The Watts Boathouse – which has graced Collingwood’s shores for more than 135 years – was moved to just north of the municipal ferry dock where it now serves as home for the boats of the Collingwood Dragon Boat and Canoe Club.
Built in the 1870s, it was originally used to store lifeboats built by the Watts' Brothers. It was originally located on the east side of the current Shipyard property, and was moved to what was then the north end of Maple Street around 1910.
After Henry Watts family sold the remaining pieces of the family business to the Collingwood Shipyard in the mid-1940s, he retained the boat storage building.
Only one boat was ever constructed: the Fred Watts, built by long-time Shipyard employee Reg Watts, who built the steel-hulled skiff based on his family's boat design, and named after his father.
Club president Brian Saunderson says the idea of getting the boathouse came to him while walking past it during the 2006 MS Supercities Walk with his wife and two friends.
“We said, ‘boy, wouldn’t that be the perfect boathouse,” he said.
Saunderson approached the town to start the process of finding out who owned the property, thinking it was in the possession of the municipality; however, the land and building was still owned by the Watts family.
Initially, the town contacted Peter Watts – who also collaborated several years ago with former Collingwood Museum curator Tracy Marsh on a book about the Watts family and their boatbuilding business – and in August, club members started to discuss their ideas with Watts.
“It was a slow process of introduction; Peter was very accommodating, but he had plans to develop it as a museum and had some interest expressed (by another group),” Saunderson said. “We were a second alternative for him, but probably by mid-November it became apparent that we had a pretty good shot at getting the building.”
In February, 2007, after the other deal failed to go forward, Saunderson received a call from Watts offering the Club the boathouse.
Club members pitched the idea to FRAM Building Group representative Fred Serafero about contributing to part of the cost of the move, as well as get permission to move the building across FRAM’s property, the former shipyard; moving it across the FRAM property only necessitated lifting two hydro wires, while a move along public streets represented a logistical headache.
“FRAM has been very supportive of the canoe club,” Saunderson said.
Along with FRAM, through the “good graces” of club sponsor Swiss Chalet and the Town of Collingwood, the club was able to afford the cost of the move.
On one of the coldest February days in memory, with a north wind whipping across the Shipyards, Ivan and Norm Weatherall moved the structure across the Shipyard.
Primarily the first thought of getting the building was the opportunity to have a boathouse, as several of the club’s wooden boats – including an 80-year-old restored war canoe – which shouldn’t be left out in the sun.
“It was very critical for the club’s development to have a permanent facility where we could store our boats, store our equipment, and have a defined area on the waterfront for club use specifically,” Saunderson said. “But when I started talking to Peter Watts and learned the history of the building, it really opens your eyes to the historical importance of the building.

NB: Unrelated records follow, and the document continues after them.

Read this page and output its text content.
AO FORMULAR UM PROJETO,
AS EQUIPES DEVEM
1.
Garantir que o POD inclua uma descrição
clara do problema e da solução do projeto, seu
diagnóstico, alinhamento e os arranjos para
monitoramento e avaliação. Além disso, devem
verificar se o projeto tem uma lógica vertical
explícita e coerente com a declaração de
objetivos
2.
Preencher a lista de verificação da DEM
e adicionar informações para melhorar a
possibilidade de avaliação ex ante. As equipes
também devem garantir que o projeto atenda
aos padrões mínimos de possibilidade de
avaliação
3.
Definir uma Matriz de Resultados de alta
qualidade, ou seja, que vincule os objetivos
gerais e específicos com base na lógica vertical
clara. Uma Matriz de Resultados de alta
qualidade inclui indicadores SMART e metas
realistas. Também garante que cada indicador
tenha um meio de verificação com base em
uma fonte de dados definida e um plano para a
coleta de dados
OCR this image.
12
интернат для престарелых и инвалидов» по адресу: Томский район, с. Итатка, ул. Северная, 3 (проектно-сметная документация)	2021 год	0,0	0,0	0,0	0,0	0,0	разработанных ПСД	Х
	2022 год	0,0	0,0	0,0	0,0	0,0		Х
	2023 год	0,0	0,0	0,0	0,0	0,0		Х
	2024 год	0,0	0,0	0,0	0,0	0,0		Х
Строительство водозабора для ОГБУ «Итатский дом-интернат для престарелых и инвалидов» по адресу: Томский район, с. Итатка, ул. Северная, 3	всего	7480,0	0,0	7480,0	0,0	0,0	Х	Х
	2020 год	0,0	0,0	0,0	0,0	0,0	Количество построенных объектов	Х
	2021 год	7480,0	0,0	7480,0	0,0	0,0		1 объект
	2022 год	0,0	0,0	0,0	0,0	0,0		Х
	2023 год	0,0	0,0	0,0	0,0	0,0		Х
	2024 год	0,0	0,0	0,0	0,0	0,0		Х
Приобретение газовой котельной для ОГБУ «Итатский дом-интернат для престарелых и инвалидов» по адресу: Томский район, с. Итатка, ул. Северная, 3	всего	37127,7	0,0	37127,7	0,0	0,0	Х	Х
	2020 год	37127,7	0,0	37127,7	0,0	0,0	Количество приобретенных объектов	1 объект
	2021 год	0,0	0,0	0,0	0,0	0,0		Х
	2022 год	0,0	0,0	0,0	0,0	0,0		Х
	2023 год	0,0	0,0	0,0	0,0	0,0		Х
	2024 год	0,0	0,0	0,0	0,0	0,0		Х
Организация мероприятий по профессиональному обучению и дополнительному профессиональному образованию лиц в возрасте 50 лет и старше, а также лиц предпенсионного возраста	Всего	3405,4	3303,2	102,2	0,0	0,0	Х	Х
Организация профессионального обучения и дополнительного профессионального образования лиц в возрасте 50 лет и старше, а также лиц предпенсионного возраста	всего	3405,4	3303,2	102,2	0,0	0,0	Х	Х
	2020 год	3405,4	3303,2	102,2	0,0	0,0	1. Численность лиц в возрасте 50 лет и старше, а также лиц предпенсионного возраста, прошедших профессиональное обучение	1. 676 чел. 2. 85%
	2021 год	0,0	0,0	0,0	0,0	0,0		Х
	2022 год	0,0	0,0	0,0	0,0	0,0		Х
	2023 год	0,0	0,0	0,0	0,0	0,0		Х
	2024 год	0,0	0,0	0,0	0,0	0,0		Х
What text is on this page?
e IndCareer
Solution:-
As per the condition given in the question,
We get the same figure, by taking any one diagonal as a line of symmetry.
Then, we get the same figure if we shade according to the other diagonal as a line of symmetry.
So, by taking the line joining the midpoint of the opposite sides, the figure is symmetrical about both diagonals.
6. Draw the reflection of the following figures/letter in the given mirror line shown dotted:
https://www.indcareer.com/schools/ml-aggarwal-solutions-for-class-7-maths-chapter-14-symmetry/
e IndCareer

“When you walk in that building, it takes you back a century; it was like the guys left at the end of the day and never came back,” Saunderson said. “It was quite startling to walk into because it’s a really living time capsule, and when we first walked through it with Peter Watts, it really took our breath away.
“So we came to appreciate the historical significance of the building as we worked along.”
The club received a $75,000 Ontario Trillium Foundation grant to renovate the building – exterior work such as redoing the stucco on the outside walls, and replacing the two chimneys that needed to be taken down prior to the move. However, the club has kept many of the historic tools and other equipment in place, and organized.
“To the extent we can preserve the interior, we’ll do that as well,” he said. “It’s an exciting challenge, but one that everyone in the club is looking forward to.”
Organizations and companies involved in the move include: The Town of Collingwood Leisure Services Department; COLLUS Utility Services; Fram Building Group; Ivan and Norm Weatherall; Seeley & Arnill; Georgian Aggregates; Crozier & Associates Engineers; Porter Skelton & Associates; Collingwood Heritage Committee; Collingwood Harbourlands Committee; Christie/Cummings, Barristers & Solicitors; Havens Home Hardware Thornbury; RBC Dominion Securities; CRS Rentals; and Barill Engineering.
The club is especially grateful to the former owners, Peter and Angela Watts.